Artık miadını dolduran ‘news feed’ vedası ve veri mahremiyeti odağı geç olsa da doğru hamleler gibi duruyor, ancak Facebook’un bu yeni statejide ne kadar başarılı olacağını tabii zaman gösterecek (ben pek ümitli de değilim). Son olarak; şirketin Instagram, (yakın gelecekte Business versiyonu ile gelir modelini yaratacak olan) WhatsApp ve Oculus satın almalarının ne kadar doğru hamleler olduğunu bugün tekrardan görüyoruz.
Bir pazar (‘target market’) olarak Türkiye
Yıllarca dijital ürünler söz konusu olduğunda Türkiye’nin potansiyel vadeden büyük bir pazar olduğunu konuştuk. 80 milyonluk genç nüfus, Avrupa’da bile tepeye oynayan (%75) mobil penetrasyon, Facebook’un en çok kullanıcıya sahip olduğu 3. ülke oluşumuz (bir zamanlar)... Sizi bilmiyorum ama ben son yıllarda ‘population paradox’ denen şeyi yaşadığımıza inanıyorum. Zira 80 milyonluk nüfusun gelir ve eğitim düzeyi belirli bir seviyenin üzerine çıkma (genel tüketim ürünleri hariç bir şey üretiyorsanız aslında buraya satıyorsunuz) oranı ne yazık ki yüzde 10 civarında. Üstelik aradan geçen zamana rağmen bu kitlenin oransal olarak olduğu gibi coğrafi olarak da yayılımı gerçekleşmedi.
Sözü fazla uzatmayacağım, asıl olarak sizinle paylaşmak istediğim iki araştırma var. Birincisi ‘Türkiye İş Ahlakı Araştırması’, ikincisi ise Konda’nın 10 yıl arayla yaptığı ‘Hayat Tarzları Araştırması’. Türkiye’yi daha iyi tanımak için her ikisini de tavsiye ederim.
İnteraktif video’nun geleceği, Typeform
2019’un ilk günlerinde yayınlanan ‘Black Mirror: Bandersnatch’ ile beraber tekrardan gündem olan interaktif video konseptinden biraz bahsetmek istiyorum.
İnteraktif video’lar tabii ki de yeni bir şey değil, zira bundan 6 ay kadar önce ünlü online form aracı Typeform da şirket içinde düzenlediği bir hackathon’da interaktif videolar üzerine çalışmış ve ortaya ağızlara bir parmak bal çalan bu iş çıkmış. (hem video’yu izleyebilir hem de blog yazısını okuyabilirsiniz) Kısa vadede Netflix gibi platformlarda interaktif video içeriklerini daha çok göreceğimizi tahmin etmek güç değil.
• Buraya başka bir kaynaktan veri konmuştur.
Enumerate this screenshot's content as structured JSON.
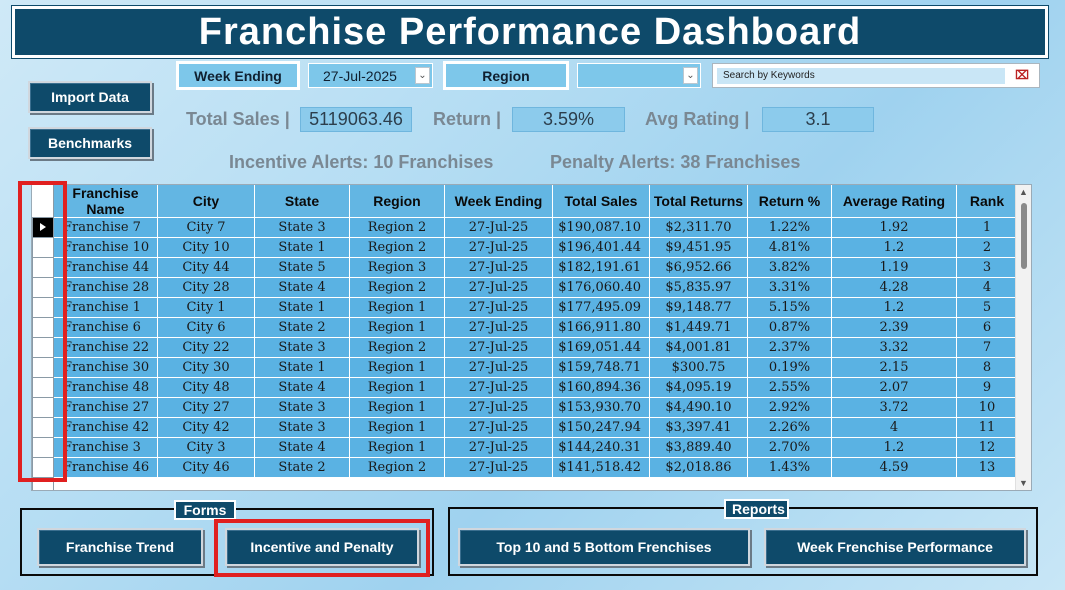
{
  "title": "Franchise Performance Dashboard",
  "buttons": {
    "import_data": "Import Data",
    "benchmarks": "Benchmarks"
  },
  "filters": {
    "week_ending_label": "Week Ending",
    "week_ending_value": "27-Jul-2025",
    "region_label": "Region",
    "region_value": ""
  },
  "search": {
    "placeholder": "Search by Keywords",
    "icon": "clear-filter-icon"
  },
  "stats": {
    "total_sales_label": "Total Sales |",
    "total_sales_value": "5119063.46",
    "return_label": "Return |",
    "return_value": "3.59%",
    "avg_rating_label": "Avg Rating |",
    "avg_rating_value": "3.1"
  },
  "alerts": {
    "incentive": "Incentive Alerts: 10 Franchises",
    "penalty": "Penalty Alerts: 38 Franchises"
  },
  "table": {
    "columns": [
      "Franchise Name",
      "City",
      "State",
      "Region",
      "Week Ending",
      "Total Sales",
      "Total Returns",
      "Return %",
      "Average Rating",
      "Rank"
    ],
    "rows": [
      [
        "Franchise  7",
        "City  7",
        "State  3",
        "Region  2",
        "27-Jul-25",
        "$190,087.10",
        "$2,311.70",
        "1.22%",
        "1.92",
        "1"
      ],
      [
        "Franchise  10",
        "City  10",
        "State  1",
        "Region  2",
        "27-Jul-25",
        "$196,401.44",
        "$9,451.95",
        "4.81%",
        "1.2",
        "2"
      ],
      [
        "Franchise  44",
        "City  44",
        "State  5",
        "Region  3",
        "27-Jul-25",
        "$182,191.61",
        "$6,952.66",
        "3.82%",
        "1.19",
        "3"
      ],
      [
        "Franchise  28",
        "City  28",
        "State  4",
        "Region  2",
        "27-Jul-25",
        "$176,060.40",
        "$5,835.97",
        "3.31%",
        "4.28",
        "4"
      ],
      [
        "Franchise  1",
        "City  1",
        "State  1",
        "Region  1",
        "27-Jul-25",
        "$177,495.09",
        "$9,148.77",
        "5.15%",
        "1.2",
        "5"
      ],
      [
        "Franchise  6",
        "City  6",
        "State  2",
        "Region  1",
        "27-Jul-25",
        "$166,911.80",
        "$1,449.71",
        "0.87%",
        "2.39",
        "6"
      ],
      [
        "Franchise  22",
        "City  22",
        "State  3",
        "Region  2",
        "27-Jul-25",
        "$169,051.44",
        "$4,001.81",
        "2.37%",
        "3.32",
        "7"
      ],
      [
        "Franchise  30",
        "City  30",
        "State  1",
        "Region  1",
        "27-Jul-25",
        "$159,748.71",
        "$300.75",
        "0.19%",
        "2.15",
        "8"
      ],
      [
        "Franchise  48",
        "City  48",
        "State  4",
        "Region  1",
        "27-Jul-25",
        "$160,894.36",
        "$4,095.19",
        "2.55%",
        "2.07",
        "9"
      ],
      [
        "Franchise  27",
        "City  27",
        "State  3",
        "Region  1",
        "27-Jul-25",
        "$153,930.70",
        "$4,490.10",
        "2.92%",
        "3.72",
        "10"
      ],
      [
        "Franchise  42",
        "City  42",
        "State  3",
        "Region  1",
        "27-Jul-25",
        "$150,247.94",
        "$3,397.41",
        "2.26%",
        "4",
        "11"
      ],
      [
        "Franchise  3",
        "City  3",
        "State  4",
        "Region  1",
        "27-Jul-25",
        "$144,240.31",
        "$3,889.40",
        "2.70%",
        "1.2",
        "12"
      ],
      [
        "Franchise  46",
        "City  46",
        "State  2",
        "Region  2",
        "27-Jul-25",
        "$141,518.42",
        "$2,018.86",
        "1.43%",
        "4.59",
        "13"
      ]
    ]
  },
  "forms": {
    "title": "Forms",
    "franchise_trend": "Franchise Trend",
    "incentive_penalty": "Incentive and Penalty"
  },
  "reports": {
    "title": "Reports",
    "top_bottom": "Top 10 and 5 Bottom Frenchises",
    "week_performance": "Week Frenchise Performance"
  },
  "colors": {
    "accent": "#0e4a6a",
    "cell": "#5ab2e3",
    "highlight": "#e02020"
  }
}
Diğer yandan Typeform örneğinde olduğu gibi video içerik tükettiğimiz/tüketebileceğimiz diğer mecralarda da (online eğitim platformları özellikle bir potansiyel barındırıyor) interaktif video’ların popüler olacağını düşünüyorum. Bu noktada bir taşla vurulan kuşlar: oyunlaştırma dinamikleriyle daha kolay ilgi çekmek/akılda kalmak ve daha çok veri toplamak.
Kısalar...
Çiçeksepeti’nin .NET Core ve Linux Geçişi
Çiçeksepeti’nin .NET’ten önce .NET Core ve ardından ASPNET Core’a (evet, tam olarak aynı şey değiller) geçişi, altyapısını Linux’a taşıması hakkında doyurucu bir yazı. Karşılaşılan eknik sorunlar ve kronolojik anlatım yazılım geliştiriciler için eminim faydalı olacaktır.
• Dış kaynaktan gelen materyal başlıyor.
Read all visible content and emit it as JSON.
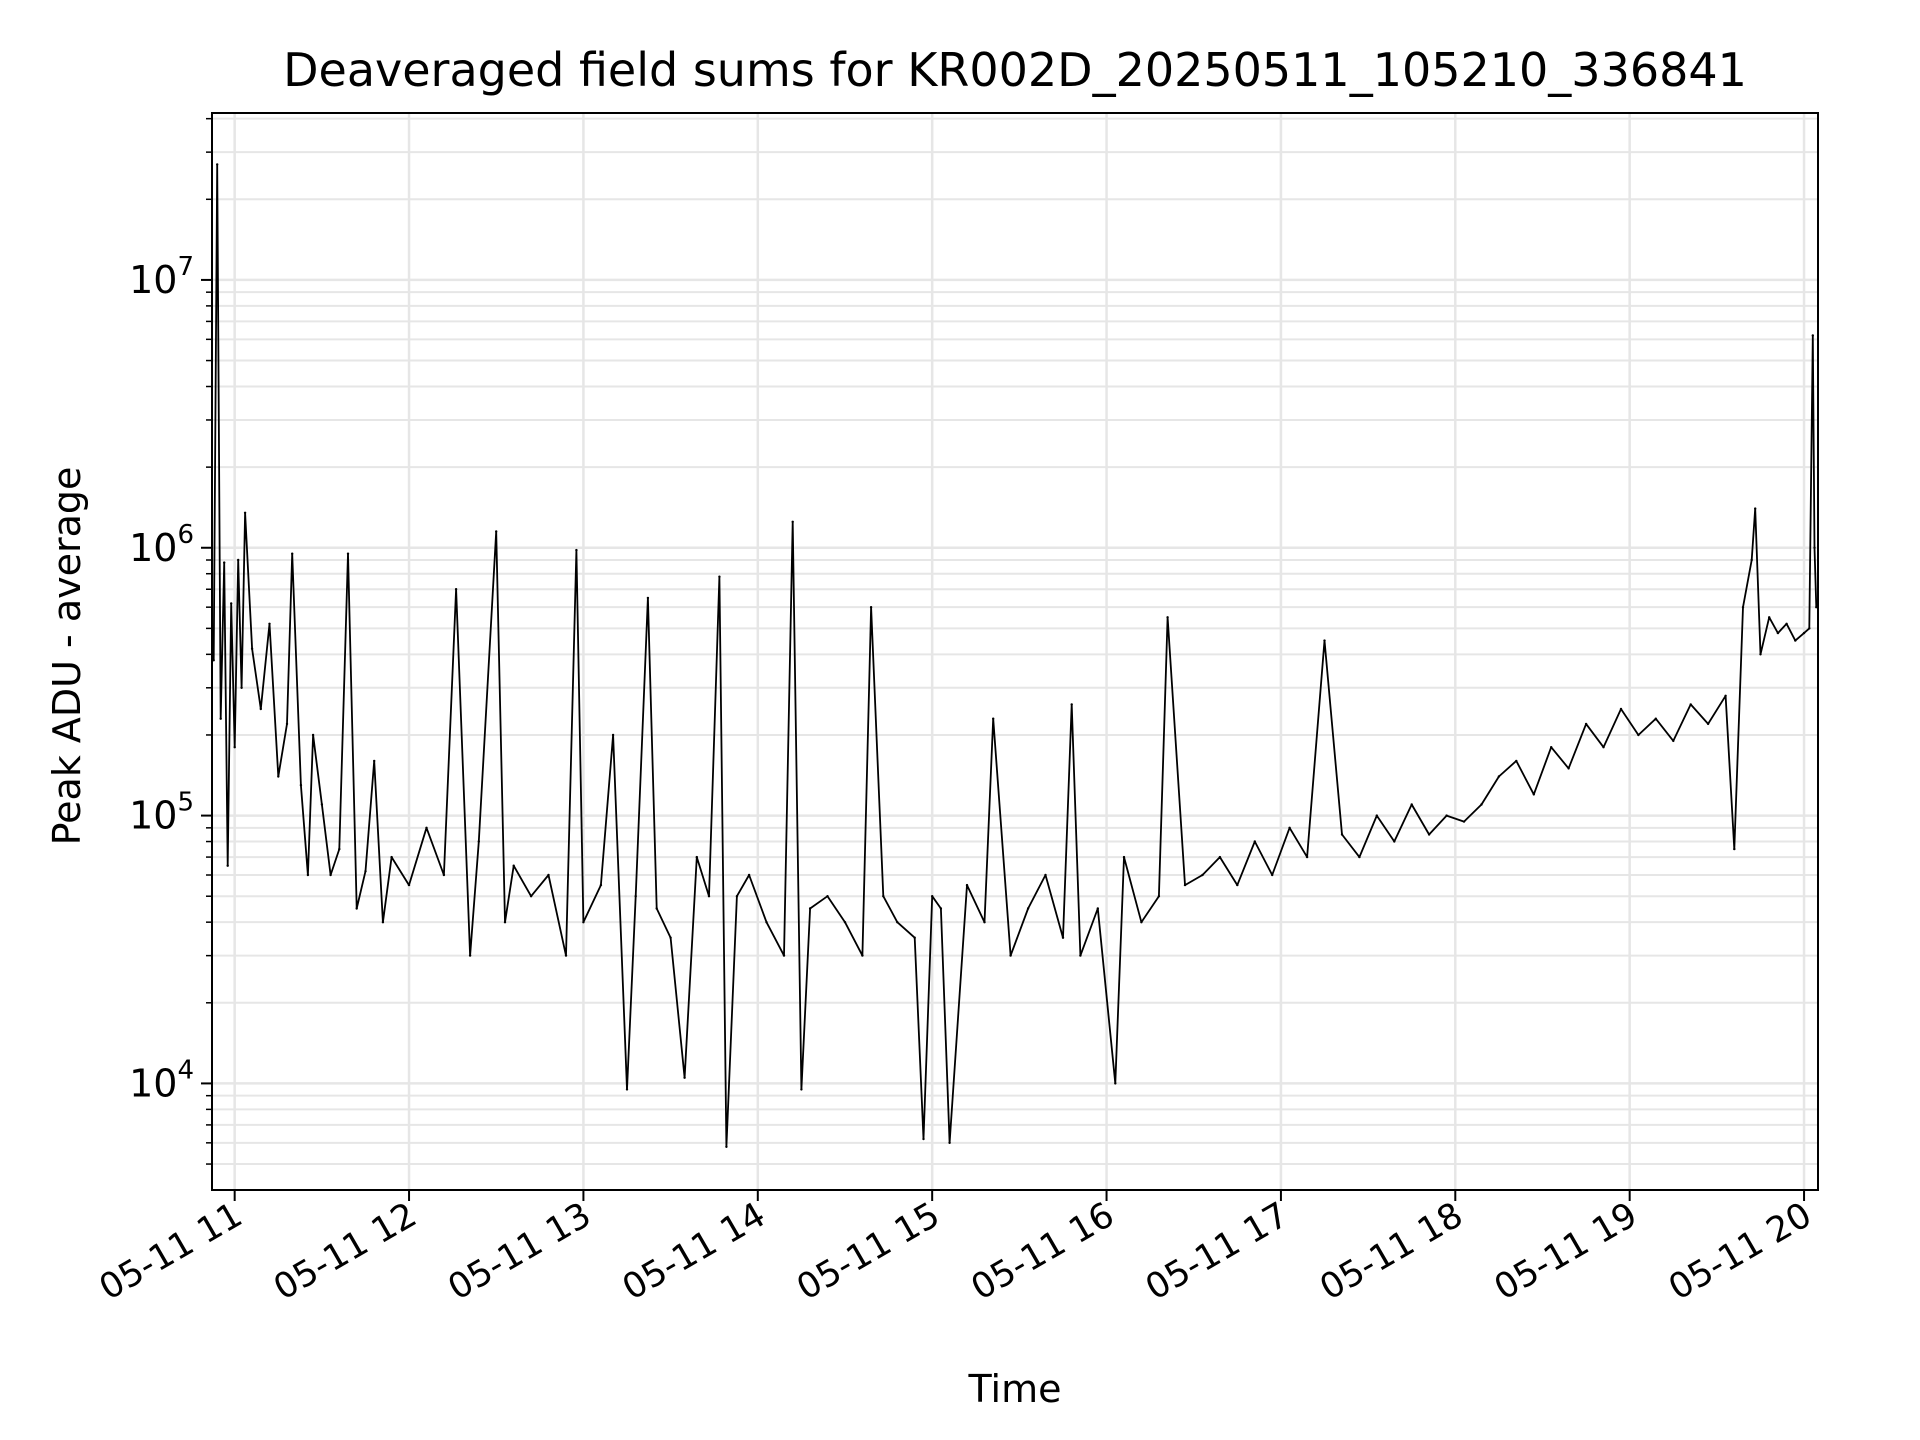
{
  "chart_data": {
    "type": "line",
    "title": "Deaveraged field sums for KR002D_20250511_105210_336841",
    "xlabel": "Time",
    "ylabel": "Peak ADU - average",
    "yscale": "log",
    "x_tick_labels": [
      "05-11 11",
      "05-11 12",
      "05-11 13",
      "05-11 14",
      "05-11 15",
      "05-11 16",
      "05-11 17",
      "05-11 18",
      "05-11 19",
      "05-11 20"
    ],
    "x_tick_hours": [
      11,
      12,
      13,
      14,
      15,
      16,
      17,
      18,
      19,
      20
    ],
    "xlim_hours": [
      10.87,
      20.08
    ],
    "y_tick_labels": [
      {
        "base": "10",
        "exp": "4"
      },
      {
        "base": "10",
        "exp": "5"
      },
      {
        "base": "10",
        "exp": "6"
      },
      {
        "base": "10",
        "exp": "7"
      }
    ],
    "y_tick_values": [
      10000,
      100000,
      1000000,
      10000000
    ],
    "ylim": [
      4000,
      42000000
    ],
    "grid": true,
    "line_color": "#000000",
    "series": [
      {
        "points": [
          [
            10.88,
            380000
          ],
          [
            10.9,
            27000000
          ],
          [
            10.92,
            230000
          ],
          [
            10.94,
            880000
          ],
          [
            10.96,
            65000
          ],
          [
            10.98,
            620000
          ],
          [
            11.0,
            180000
          ],
          [
            11.02,
            900000
          ],
          [
            11.04,
            300000
          ],
          [
            11.06,
            1350000
          ],
          [
            11.1,
            420000
          ],
          [
            11.15,
            250000
          ],
          [
            11.2,
            520000
          ],
          [
            11.25,
            140000
          ],
          [
            11.3,
            220000
          ],
          [
            11.33,
            950000
          ],
          [
            11.38,
            130000
          ],
          [
            11.42,
            60000
          ],
          [
            11.45,
            200000
          ],
          [
            11.5,
            110000
          ],
          [
            11.55,
            60000
          ],
          [
            11.6,
            75000
          ],
          [
            11.65,
            950000
          ],
          [
            11.7,
            45000
          ],
          [
            11.75,
            62000
          ],
          [
            11.8,
            160000
          ],
          [
            11.85,
            40000
          ],
          [
            11.9,
            70000
          ],
          [
            12.0,
            55000
          ],
          [
            12.1,
            90000
          ],
          [
            12.2,
            60000
          ],
          [
            12.27,
            700000
          ],
          [
            12.35,
            30000
          ],
          [
            12.4,
            80000
          ],
          [
            12.5,
            1150000
          ],
          [
            12.55,
            40000
          ],
          [
            12.6,
            65000
          ],
          [
            12.7,
            50000
          ],
          [
            12.8,
            60000
          ],
          [
            12.9,
            30000
          ],
          [
            12.96,
            980000
          ],
          [
            13.0,
            40000
          ],
          [
            13.1,
            55000
          ],
          [
            13.17,
            200000
          ],
          [
            13.25,
            9500
          ],
          [
            13.3,
            50000
          ],
          [
            13.37,
            650000
          ],
          [
            13.42,
            45000
          ],
          [
            13.5,
            35000
          ],
          [
            13.58,
            10500
          ],
          [
            13.65,
            70000
          ],
          [
            13.72,
            50000
          ],
          [
            13.78,
            780000
          ],
          [
            13.82,
            5800
          ],
          [
            13.88,
            50000
          ],
          [
            13.95,
            60000
          ],
          [
            14.05,
            40000
          ],
          [
            14.15,
            30000
          ],
          [
            14.2,
            1250000
          ],
          [
            14.25,
            9500
          ],
          [
            14.3,
            45000
          ],
          [
            14.4,
            50000
          ],
          [
            14.5,
            40000
          ],
          [
            14.6,
            30000
          ],
          [
            14.65,
            600000
          ],
          [
            14.72,
            50000
          ],
          [
            14.8,
            40000
          ],
          [
            14.9,
            35000
          ],
          [
            14.95,
            6200
          ],
          [
            15.0,
            50000
          ],
          [
            15.05,
            45000
          ],
          [
            15.1,
            6000
          ],
          [
            15.2,
            55000
          ],
          [
            15.3,
            40000
          ],
          [
            15.35,
            230000
          ],
          [
            15.45,
            30000
          ],
          [
            15.55,
            45000
          ],
          [
            15.65,
            60000
          ],
          [
            15.75,
            35000
          ],
          [
            15.8,
            260000
          ],
          [
            15.85,
            30000
          ],
          [
            15.95,
            45000
          ],
          [
            16.05,
            10000
          ],
          [
            16.1,
            70000
          ],
          [
            16.2,
            40000
          ],
          [
            16.3,
            50000
          ],
          [
            16.35,
            550000
          ],
          [
            16.45,
            55000
          ],
          [
            16.55,
            60000
          ],
          [
            16.65,
            70000
          ],
          [
            16.75,
            55000
          ],
          [
            16.85,
            80000
          ],
          [
            16.95,
            60000
          ],
          [
            17.05,
            90000
          ],
          [
            17.15,
            70000
          ],
          [
            17.25,
            450000
          ],
          [
            17.35,
            85000
          ],
          [
            17.45,
            70000
          ],
          [
            17.55,
            100000
          ],
          [
            17.65,
            80000
          ],
          [
            17.75,
            110000
          ],
          [
            17.85,
            85000
          ],
          [
            17.95,
            100000
          ],
          [
            18.05,
            95000
          ],
          [
            18.15,
            110000
          ],
          [
            18.25,
            140000
          ],
          [
            18.35,
            160000
          ],
          [
            18.45,
            120000
          ],
          [
            18.55,
            180000
          ],
          [
            18.65,
            150000
          ],
          [
            18.75,
            220000
          ],
          [
            18.85,
            180000
          ],
          [
            18.95,
            250000
          ],
          [
            19.05,
            200000
          ],
          [
            19.15,
            230000
          ],
          [
            19.25,
            190000
          ],
          [
            19.35,
            260000
          ],
          [
            19.45,
            220000
          ],
          [
            19.55,
            280000
          ],
          [
            19.6,
            75000
          ],
          [
            19.65,
            600000
          ],
          [
            19.7,
            900000
          ],
          [
            19.72,
            1400000
          ],
          [
            19.75,
            400000
          ],
          [
            19.8,
            550000
          ],
          [
            19.85,
            480000
          ],
          [
            19.9,
            520000
          ],
          [
            19.95,
            450000
          ],
          [
            20.0,
            480000
          ],
          [
            20.03,
            500000
          ],
          [
            20.05,
            6200000
          ],
          [
            20.06,
            1000000
          ],
          [
            20.07,
            600000
          ]
        ]
      }
    ]
  }
}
2019 Softtech Teknoloji Raporu — issuu.com
E-bültene ara verdiğim dönemde yayınlandığı için burada paylaşma imkanı bulamadıma ama Softtech, 2019 yılında öne çıkacağını düşündüğü teknoloji trendlerini Türkçe olarak oldukça güzel bir rapor haline getirmiş. Kaçırdıysanız muhakkak göz atın derim.
AB’de konuşulan PSD2 (bankaların kurumlara, sahip oldukları müşterilere ait verileri API üzerinden açma zorunluluğu getiren düzenleme) ile beraber API bankacılığı da popülaritesini ve etkisini her geçen gün arttırıyor. Kuveyt Türk de cesaret göstererek GitHub’da iki tane repository yayınlamış.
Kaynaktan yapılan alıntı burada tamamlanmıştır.